The other witness at the hearing, FemtoMetrix CEO Alon Raphael, described how three Chinese immigrant employees at his firm, which creates tools to detect defects in semiconductors as they are being made, stole his intellectual property and started a competing firm back in China.

"They made a business plan presentation that contained highly sensitive and proprietary FemtoMetrix information, which they used to solicit FemtoMetrix’s customers -- all while still employed there. This presentation included graphics and photographs created by FemtoMetrix ... lists of FemtoMetrix past and current employees misrepresented as" employees of Chongji Huang, one of the three employees that Raphael stole the intellectual property, "among other confidential information. In the business plan, Huang did not remove FemtoMetrix’s name from product images," he said.

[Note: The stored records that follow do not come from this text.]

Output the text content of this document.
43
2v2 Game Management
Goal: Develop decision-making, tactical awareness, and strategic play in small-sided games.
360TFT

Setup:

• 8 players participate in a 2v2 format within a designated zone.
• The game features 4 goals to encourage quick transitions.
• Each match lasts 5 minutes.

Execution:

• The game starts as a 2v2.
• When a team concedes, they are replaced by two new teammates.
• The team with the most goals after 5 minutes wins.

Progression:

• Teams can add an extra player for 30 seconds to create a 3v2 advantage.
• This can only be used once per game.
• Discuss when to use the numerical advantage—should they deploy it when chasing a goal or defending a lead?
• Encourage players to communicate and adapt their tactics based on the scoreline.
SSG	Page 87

He has brought a federal case, but said the courts' ability to act is limited.

"Assuming FemtoMetrix successfully obtains the injunction it seeks, as a practical matter, such an injunction is not enforceable in China. A permanent injunction likely would limit Weichong’s prospects for expansion beyond China, but not within. Similarly, a judgment for monetary damages against Weichong and its founders is uncollectible in China. The American legal system is not designed to address deliberate, international thefts of this kind and is not adequate for the task," he said.

When Kim asked Raphael what Congress could do, he had no answer, except to repeat that he is trying to use the courts, but they cannot solve his problem.

In Bera's closing remarks, he said: "Both sides of the aisle raise legitimate questions. There aren’t easy answers. I tend to be a free market guy. I tend to not to want to have the heavy hand of government tell companies what they can and can’t do, where they can and can’t invest." But, he said, there is a strategic competition challenge, and he said the economic coercion bill is a first step, not a last step.